Menurut laporan otoritas pengawas Indonesia, kecelakaan pertama Boeing 737 Max sekitar setahun yang lalu tidak hanya disebabkan oleh masalah teknis tetapi juga oleh kesalahan awak dan perawatan pesawat yang buruk. ‘pesawat. Hal ini muncul dari laporan akhir yang dapat dikonsultasikan oleh kantor berita Reuters pada hari Jumat. Dalam kecelakaan yang melibatkan maskapai penerbangan bertarif rendah Lion Air, 189 orang di dalamnya tewas pada akhir Oktober tahun lalu.
Co-pilot kurang memahami prosedur darurat
Setelah kecelakaan serupa pada Maret oleh Ethiopian Airlines dengan 157 kematian di Ethiopia, model itu dilarang terbang ke seluruh dunia. Awalnya, Lion Air belum mau mengomentari laporan tersebut. Boeing mengatakan sistem yang bertanggung jawab atas kecelakaan tersebut telah dirombak secara fundamental, bersama dengan pelatihan manual dan pilot.
Laporan tersebut menegaskan sekali lagi bahwa akar penyebab kecelakaan itu adalah kerusakan sistem kontrol MCAS. Sistem ini mengarah pada penurunan otomatis hidung pesawat jika terjadi penghentian dalam waktu dekat. “Desain dan sertifikasi MCAS tidak memperhitungkan kemungkinan kehilangan kendali atas pesawat,” kata laporan itu. Boeing telah merevisi sistem, tetapi belum disetujui oleh otoritas penerbangan AS.
Defisit awak, misalnya dalam komunikasi, prosedur darurat, dan pengendalian manual pesawat, juga berkontribusi pada kecelakaan tersebut. Co-pilot tidak menemukan daftar periksa di manual dengan cukup cepat atau memikirkan tentang apa yang harus dilakukan dalam keadaan darurat. Laporan tersebut selanjutnya mengatakan bahwa dia telah tampil buruk dalam sesi pelatihan sebelumnya.
Peraturan keselamatan Boeing dilaporkan mengasumsikan bahwa pilot harus bereaksi terhadap kerusakan sistem dalam waktu tiga detik. Awak pada penerbangan naas tersebut, seperti pada penerbangan lain sehari sebelumnya, di mana masalah MCAS sudah terjadi, membutuhkan waktu delapan detik.
Tanda peringatan rupanya mengganggu kru
Evaluasi dari perekam suara menunjukkan bahwa co-pilot segera turun tangan dan tidak dipanggil untuk bertugas sampai jam empat pagi. Kapten mengatakan dia flu. Dia tidak membimbing co-pilot dengan baik. Ada juga tanda-tanda peringatan yang mengganggu perhatian kru.
Selain itu, sensor penting yang menyediakan data untuk sistem kontrol telah dikalibrasi secara tidak tepat oleh bengkel di Florida dan belum diuji oleh Lion Air lagi. Setelah kesalahan pada penerbangan sebelumnya, Lion Air seharusnya membiarkan mesinnya di darat.

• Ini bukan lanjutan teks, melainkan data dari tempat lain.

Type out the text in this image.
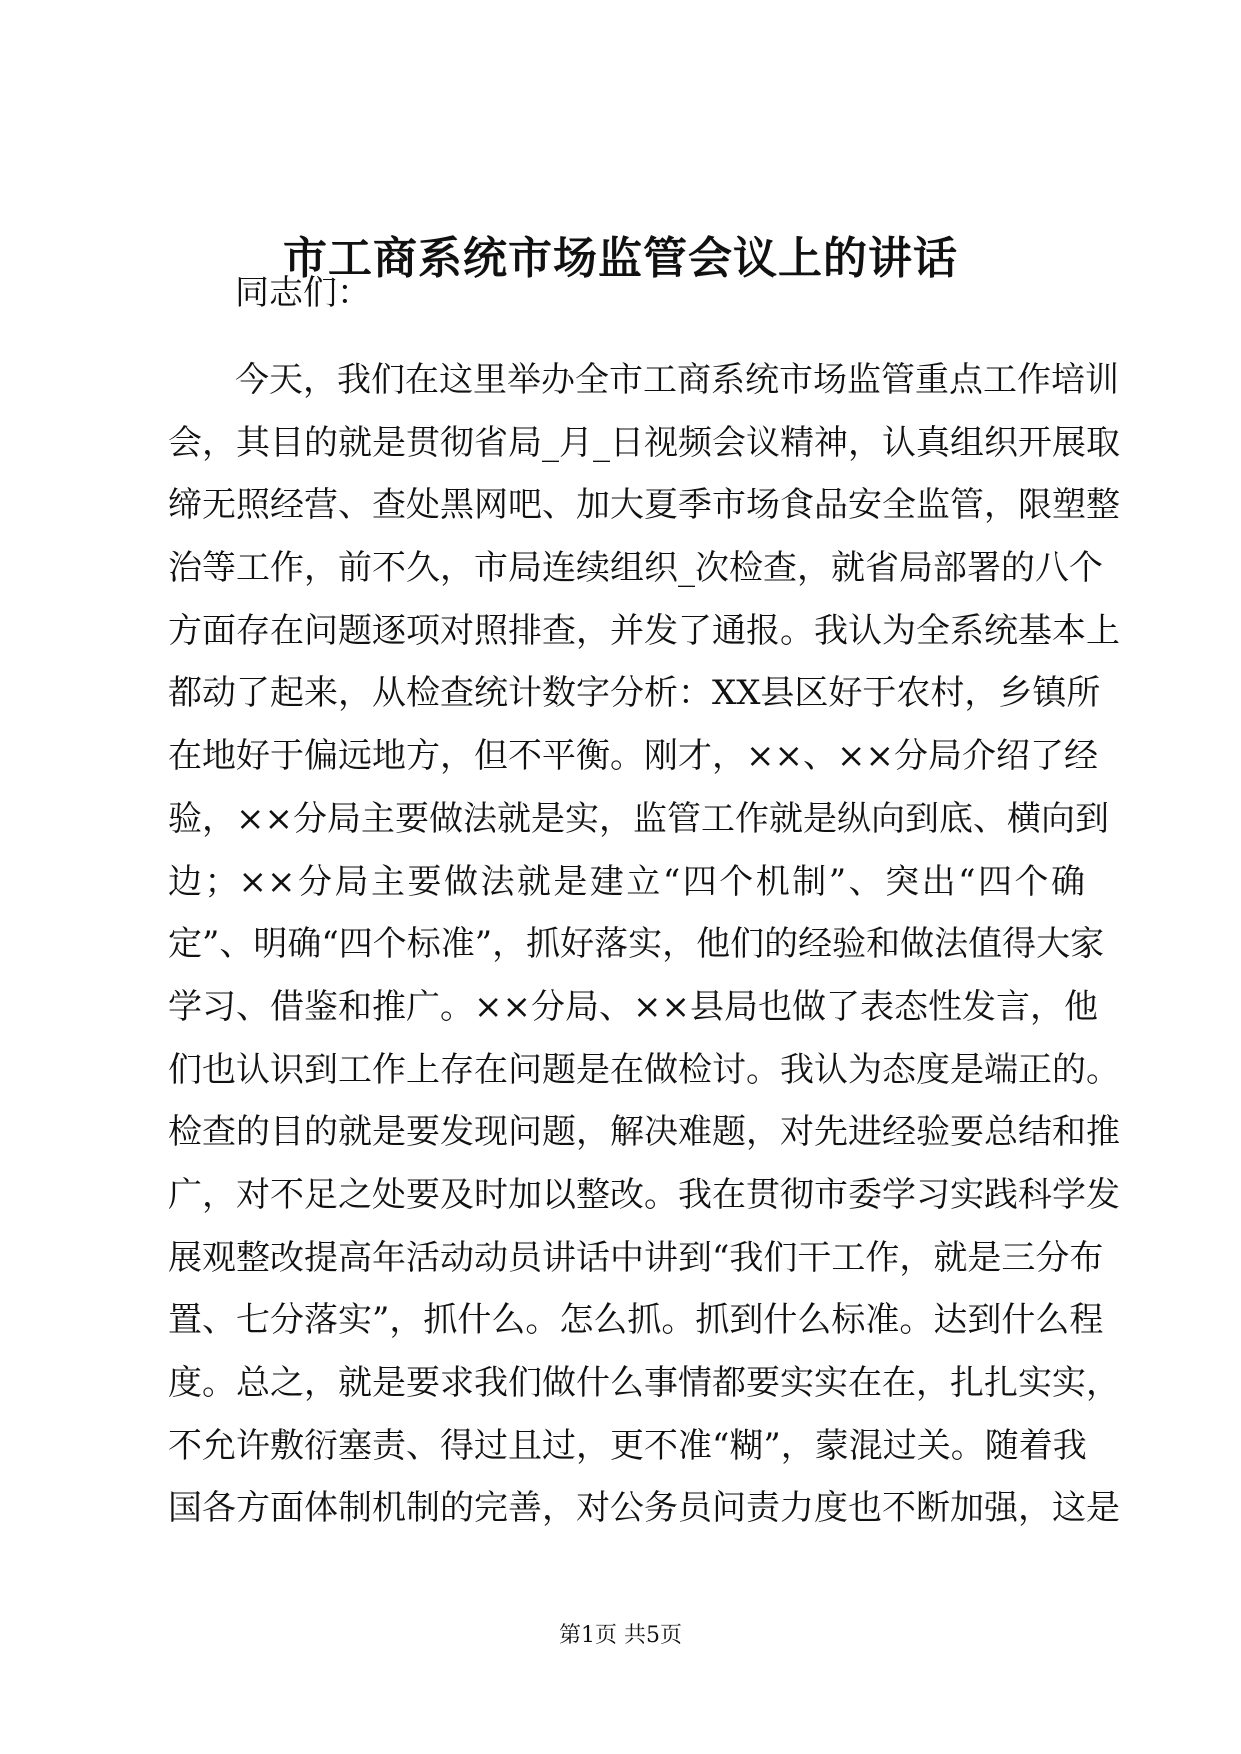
市工商系统市场监管会议上的讲话
同志们：
今天，我们在这里举办全市工商系统市场监管重点工作培训
会，其目的就是贯彻省局_月_日视频会议精神，认真组织开展取
缔无照经营、查处黑网吧、加大夏季市场食品安全监管，限塑整
治等工作，前不久，市局连续组织_次检查，就省局部署的八个
方面存在问题逐项对照排查，并发了通报。我认为全系统基本上
都动了起来，从检查统计数字分析：XX县区好于农村，乡镇所
在地好于偏远地方，但不平衡。刚才，××、××分局介绍了经
验，××分局主要做法就是实，监管工作就是纵向到底、横向到
边；××分局主要做法就是建立“四个机制”、突出“四个确
定”、明确“四个标准”，抓好落实，他们的经验和做法值得大家
学习、借鉴和推广。××分局、××县局也做了表态性发言，他
们也认识到工作上存在问题是在做检讨。我认为态度是端正的。
检查的目的就是要发现问题，解决难题，对先进经验要总结和推
广，对不足之处要及时加以整改。我在贯彻市委学习实践科学发
展观整改提高年活动动员讲话中讲到“我们干工作，就是三分布
置、七分落实”，抓什么。怎么抓。抓到什么标准。达到什么程
度。总之，就是要求我们做什么事情都要实实在在，扎扎实实，
不允许敷衍塞责、得过且过，更不准“糊”，蒙混过关。随着我
国各方面体制机制的完善，对公务员问责力度也不断加强，这是
第1页 共5页
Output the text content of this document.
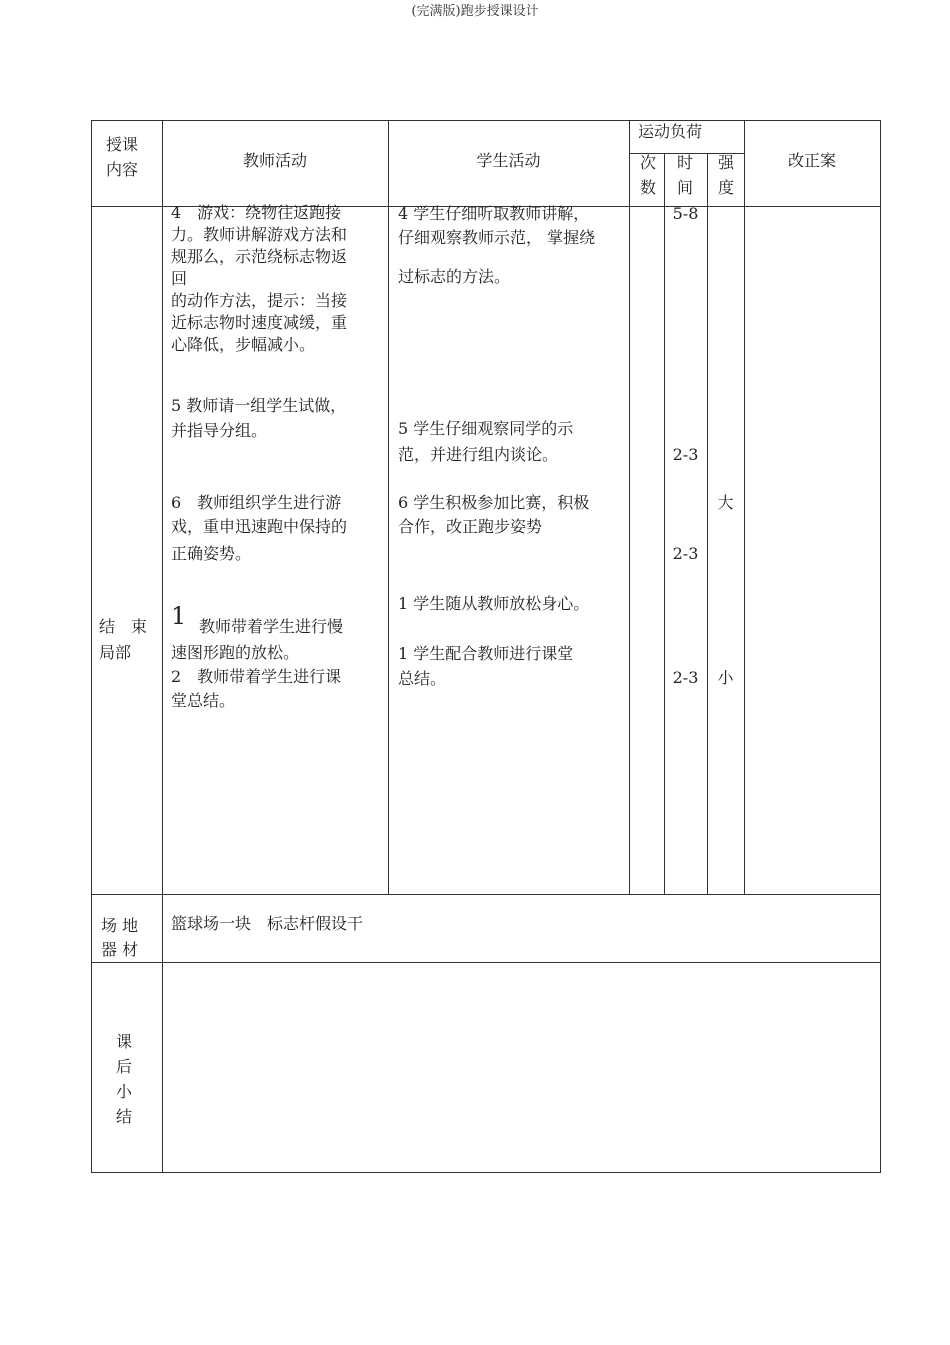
(完满版)跑步授课设计
授课
内容	教师活动	学生活动
运动负荷
次
数
时
间
强
度
改正案
结　束
局部
4　游戏：绕物往返跑接
力。教师讲解游戏方法和
规那么，示范绕标志物返
回
的动作方法，提示：当接
近标志物时速度减缓，重
心降低，步幅减小。
5 教师请一组学生试做，
并指导分组。
6　教师组织学生进行游
戏，重申迅速跑中保持的
正确姿势。
1
　教师带着学生进行慢
速图形跑的放松。
2　教师带着学生进行课
堂总结。
4 学生仔细听取教师讲解，
仔细观察教师示范， 掌握绕
过标志的方法。
5 学生仔细观察同学的示
范，并进行组内谈论。
6 学生积极参加比赛，积极
合作，改正跑步姿势
1 学生随从教师放松身心。
1 学生配合教师进行课堂
总结。
5-8
2-3
2-3
2-3
大
小
场 地
器 材
篮球场一块　标志杆假设干
课
后
小
结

Seperti yang telah lama diketahui, saat terjadi kecelakaan di Ethiopia, para pilot berkali-kali bertempur secara manual melawan otomatis. Ini akan memastikan bahwa MCAS hanya akan cukup efektif untuk memungkinkan tindakan pencegahan manual, lanjut Boeing. Dengan perubahan perangkat lunak, tidak akan pernah ada kecelakaan lain seperti mesin Lion Air. (Reuters)
“Organizer. Devoted music enthusiast. Pop culture pioneer. Coffee practitioner.”